The crew spent four months in Joplin meeting with prospective families and others who wanted to offer nominations. Background checks were run on candidates, which is part of the show's routine, and the crew spent hours talking with people.
"We are inspired by not just the rescue effort, but the true community spirit about helping your neighbor," Korman said. "We rely on neighbors to give the family a new start."
The seven families selected came from all over town — except for two. Crystal Whitely and Crystal Cogdill had been neighbors in the past, and their children had played together.
In the tornado, Cogdill lost a son, Zach Treadwell, and Whitely lost sons, Shante and Trentan.
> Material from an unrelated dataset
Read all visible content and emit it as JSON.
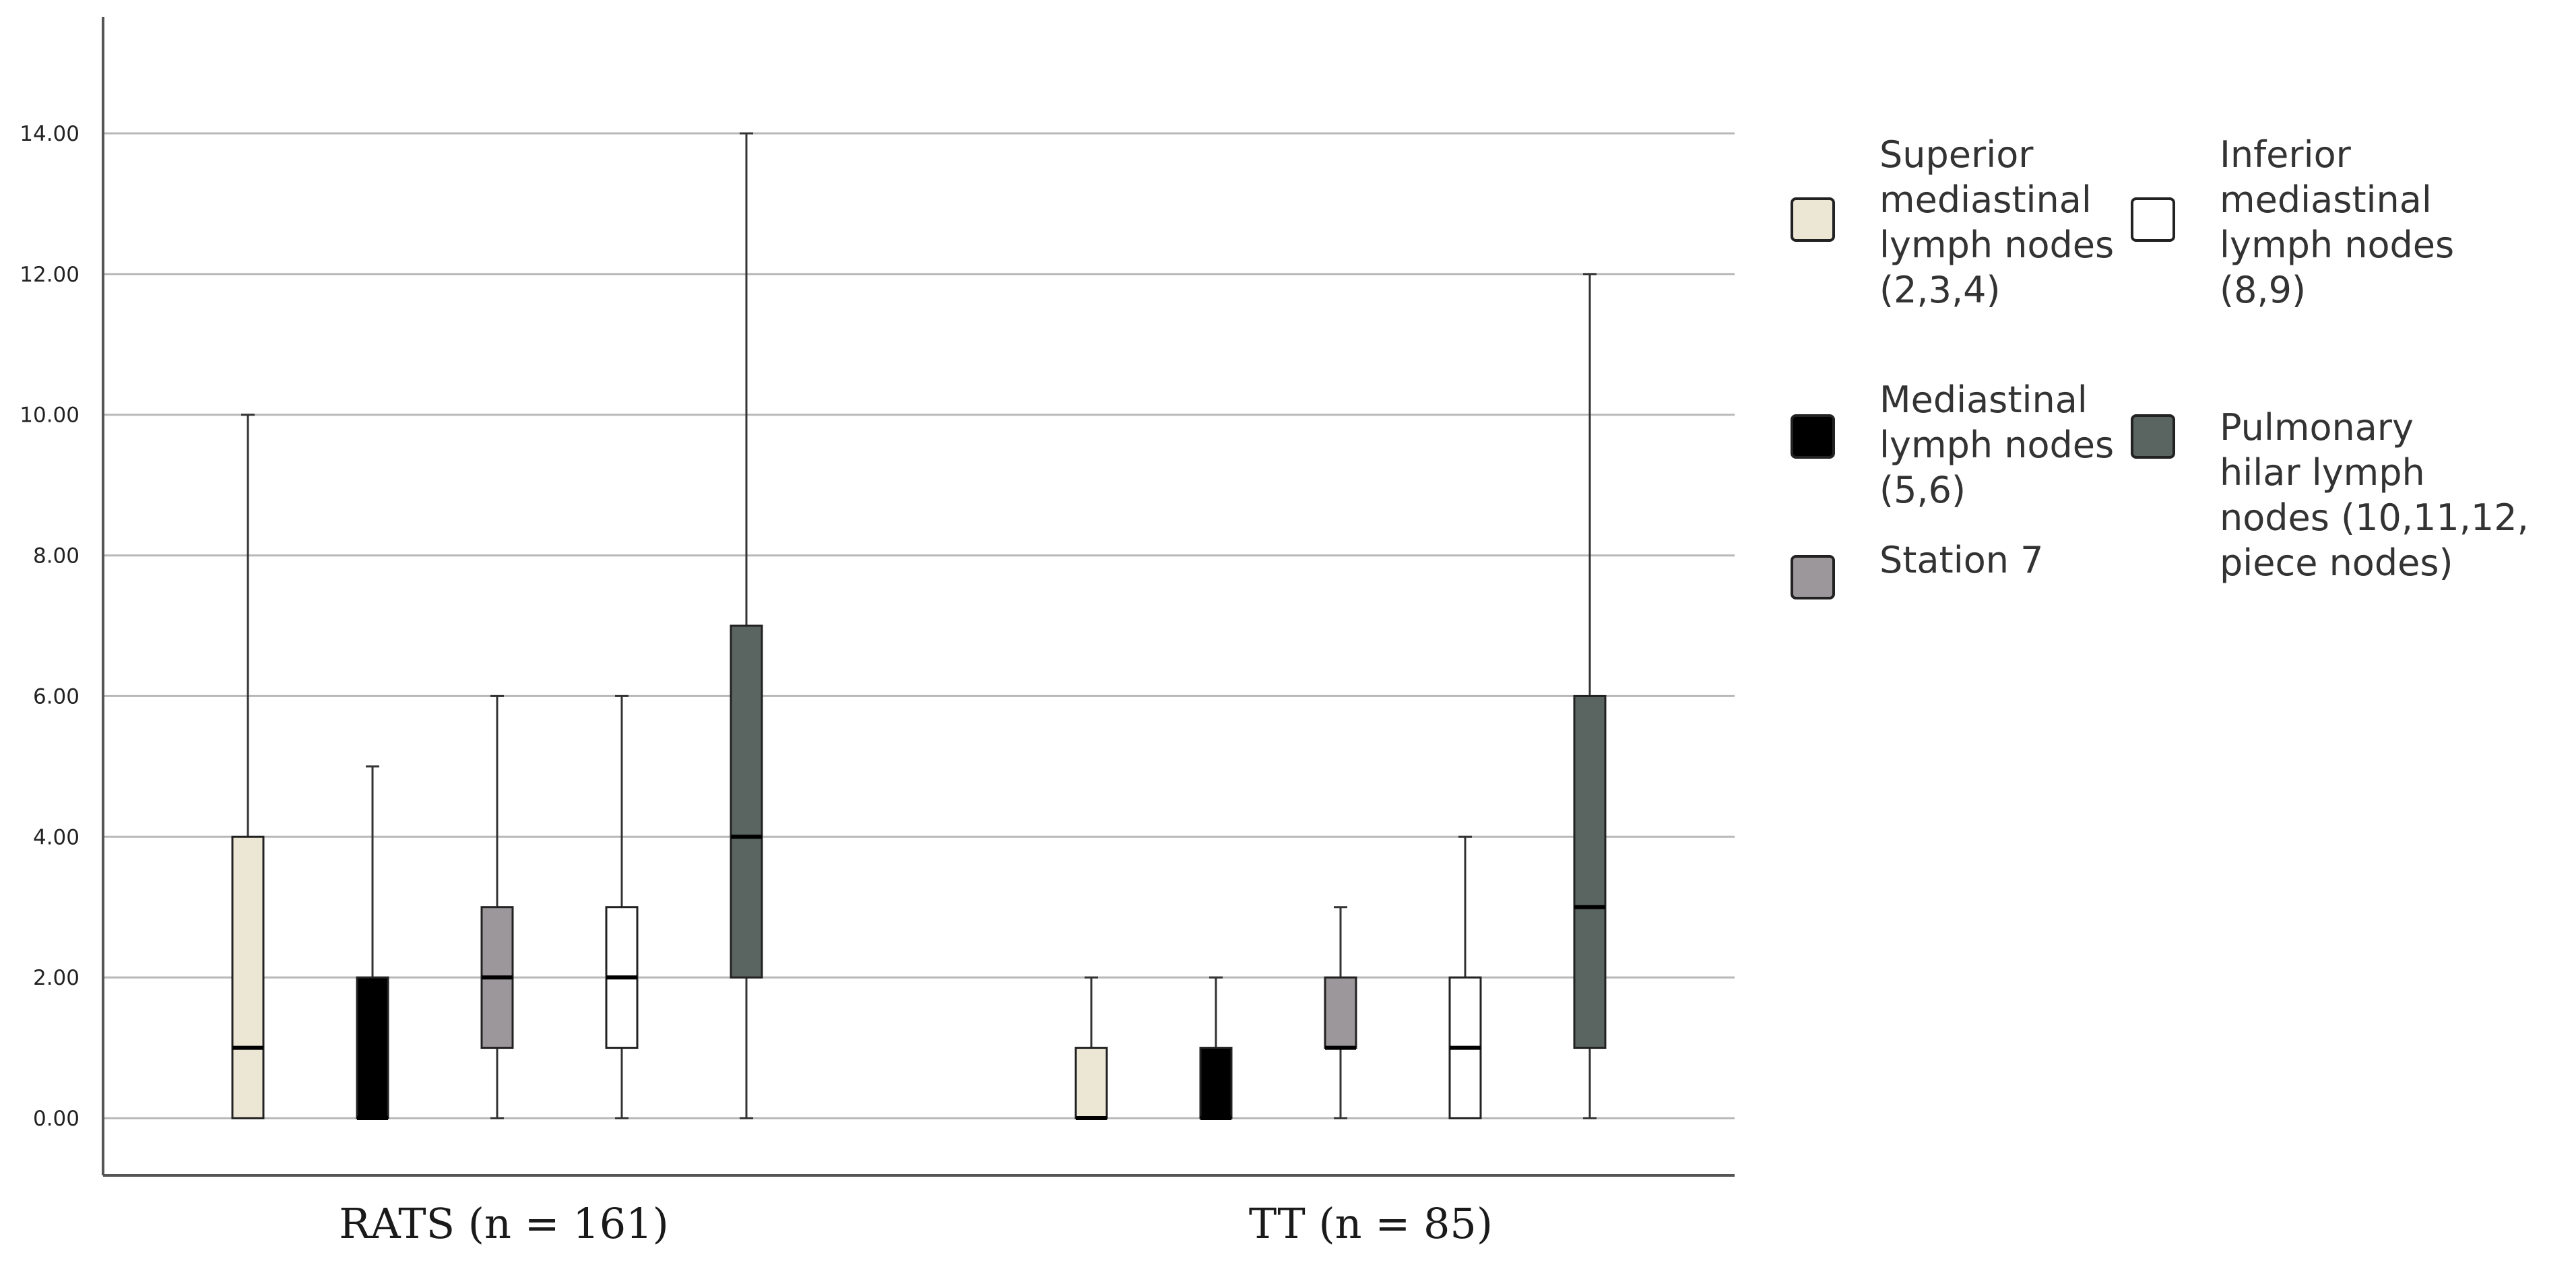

The two Crystals will be neighbors again, this time with a "healing garden" connecting their backyards.
About the families
The seven families aren't supposed to talk with news media about their new homes or the rebuilding process until the show airs, but an "Extreme Makeover" spokeswoman provided information about them:
The Howard family
Jill, the mother, tried to protect children Konnor, Korbin and Kaleb in the closet while Kyle, their father and a Joplin firefighter, was at the fire station during the storm. Kyle Howard waited for two hours to find out whether his family was alive because on his way home, he helped save people stuck in debris and wounded by it. At the Howard home, a door that landed on Jill Howard and the children ended up protecting them. Although their home was destroyed, Jill Howard had only minor injuries. Their oldest son, Keenan, who was not home during the storm, soon came back to be with his family.
The Nevins family
Kari and Justin Nevins crowded with their four children, Uriah, Avery, Cana and Rhoen, in their cellar. After the tornado passed, Justin Nevins helped look through rubble to pull others out of the debris. Their home and neighborhood was destroyed.
The Cogdill family
Once the sirens went off, Crystal Cogdill and her children huddled in a bathtub, but the storm was too strong for her to keep hold of them. Her 9-year-old son, Zach Treadwell, was found dead under a fallen utility pole.
The Whitely family
Crystal Whitely and her three children also tried to take shelter in a bathtub. Their house was demolished, and 10-year-old Shante and 6-year-old Trentan were wrenched from her grip. A daughter, 4-year-old Keana, survived.
The Walters family
When the storm came, Emily and Tom Walters huddled in their bathtub as their home was torn apart around them. Chloe, 9, yelled to her parents that she didn't want to die. When the storm passed, Tom and Emily left Chloe with a neighbor and helped search for people in a demolished nursing home. The couple were able to save several people.
The Nguyen family
Thang Nguyen, a Vietnam veteran who works at General Mills, was planning to retire before the storm tore apart his home. He and his wife, Tiffany, were eating at a seafood restaurant, which was not damaged.
The Gonzalez family
Natalie Gonzalez saved her son's life by putting a bicycle helmet on his head. The helmet broke but protected him when a toilet hit him in the head. Scott Gonzalez was lifted into the air then slammed down in the bathroom. When they grasped that their home had been destroyed, they went to find shelter in a ditch.